Workplaces value availability because it's too difficult to design coherent systems and to document them. Instead of that boring old stuff, in the modern workplace, we go fast and break things (or never get them fully working in the first place).

Then we expect workers to be always around so they can be reached on slack when there is a problem.

Yeah, but with modern technology everyone is almost always reachable.
And that's an unwelcome intrusion into my time off.

But hey, I like surfing, and you can't 'reach' a person while they are surfing. ¯\_(ツ)_/¯

I don't put company email or company chat (slack) on my phone.
Would you if it gave you more time flexibility? And could set it to only chats for you, not group?
Not at all. When I leave the office, I want to leave work concerns along with it.
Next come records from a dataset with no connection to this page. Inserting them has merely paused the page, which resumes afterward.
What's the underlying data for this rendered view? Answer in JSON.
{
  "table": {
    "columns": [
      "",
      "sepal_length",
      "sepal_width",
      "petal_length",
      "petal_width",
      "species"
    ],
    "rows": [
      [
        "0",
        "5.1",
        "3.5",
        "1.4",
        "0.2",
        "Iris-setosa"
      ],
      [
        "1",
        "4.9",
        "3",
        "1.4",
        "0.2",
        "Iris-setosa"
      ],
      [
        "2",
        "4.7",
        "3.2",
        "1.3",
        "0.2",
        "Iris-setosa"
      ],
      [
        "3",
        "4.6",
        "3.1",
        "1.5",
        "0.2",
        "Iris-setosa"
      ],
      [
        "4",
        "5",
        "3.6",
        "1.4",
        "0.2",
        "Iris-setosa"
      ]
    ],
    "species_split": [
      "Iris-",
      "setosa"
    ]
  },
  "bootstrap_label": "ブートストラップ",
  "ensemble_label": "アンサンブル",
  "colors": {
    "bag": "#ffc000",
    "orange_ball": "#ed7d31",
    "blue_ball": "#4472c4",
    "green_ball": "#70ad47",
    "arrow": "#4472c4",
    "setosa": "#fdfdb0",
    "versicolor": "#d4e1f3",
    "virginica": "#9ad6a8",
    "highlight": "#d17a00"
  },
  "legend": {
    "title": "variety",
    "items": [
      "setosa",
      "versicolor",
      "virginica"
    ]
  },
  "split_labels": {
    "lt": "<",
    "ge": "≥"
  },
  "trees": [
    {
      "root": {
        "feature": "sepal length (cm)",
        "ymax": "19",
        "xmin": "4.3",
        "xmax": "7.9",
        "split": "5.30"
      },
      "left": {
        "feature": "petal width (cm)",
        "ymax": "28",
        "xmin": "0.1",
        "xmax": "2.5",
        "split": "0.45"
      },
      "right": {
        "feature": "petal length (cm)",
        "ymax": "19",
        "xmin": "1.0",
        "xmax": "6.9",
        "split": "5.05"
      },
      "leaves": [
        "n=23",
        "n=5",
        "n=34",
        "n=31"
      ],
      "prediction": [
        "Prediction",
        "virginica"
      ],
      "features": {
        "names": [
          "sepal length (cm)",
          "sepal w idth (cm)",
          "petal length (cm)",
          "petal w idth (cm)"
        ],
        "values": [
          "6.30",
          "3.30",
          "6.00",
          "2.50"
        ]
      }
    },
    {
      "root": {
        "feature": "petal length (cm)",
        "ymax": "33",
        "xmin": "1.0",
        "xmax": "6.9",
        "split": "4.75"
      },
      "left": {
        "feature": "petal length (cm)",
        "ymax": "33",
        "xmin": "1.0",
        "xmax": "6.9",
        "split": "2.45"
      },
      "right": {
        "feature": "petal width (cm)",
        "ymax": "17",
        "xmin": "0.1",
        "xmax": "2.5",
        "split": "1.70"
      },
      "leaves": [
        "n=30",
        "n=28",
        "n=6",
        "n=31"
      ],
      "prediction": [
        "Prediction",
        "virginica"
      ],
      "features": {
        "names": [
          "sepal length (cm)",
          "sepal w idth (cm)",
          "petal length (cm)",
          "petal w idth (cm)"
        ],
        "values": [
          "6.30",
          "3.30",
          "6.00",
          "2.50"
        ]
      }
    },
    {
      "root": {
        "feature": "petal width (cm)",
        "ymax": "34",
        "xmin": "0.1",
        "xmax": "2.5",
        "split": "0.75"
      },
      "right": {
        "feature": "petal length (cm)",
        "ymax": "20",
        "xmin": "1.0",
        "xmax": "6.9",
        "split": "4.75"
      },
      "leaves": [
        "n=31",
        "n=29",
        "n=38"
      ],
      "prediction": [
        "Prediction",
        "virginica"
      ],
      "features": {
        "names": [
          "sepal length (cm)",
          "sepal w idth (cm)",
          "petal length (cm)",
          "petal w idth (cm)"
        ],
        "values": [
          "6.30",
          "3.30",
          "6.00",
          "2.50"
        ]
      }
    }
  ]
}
My off time is for me, not my employer.
More than half of my work is time and materials work (as opposed to a fix bid project), and so it's directly billed to the client. My putting in hours is directly proportional to how much the company makes.

I don't like it either, and I feel like I could contribute a lot more effectively on the fixed price items if I wasn't constantly scrounging up T&M work, maybe I'd even have time to think up decent solutions instead of justifying why I have to spend another 2 hours on issue #blah, but it's an example of why required hours exist.

yes, a poor metric but a measurable, quantifiable metric common to all regardless of their individual capacities in a given time.
I don't believe this. Because your managers generally know who is a good worker and who isn't. The rest of the workers definitely know.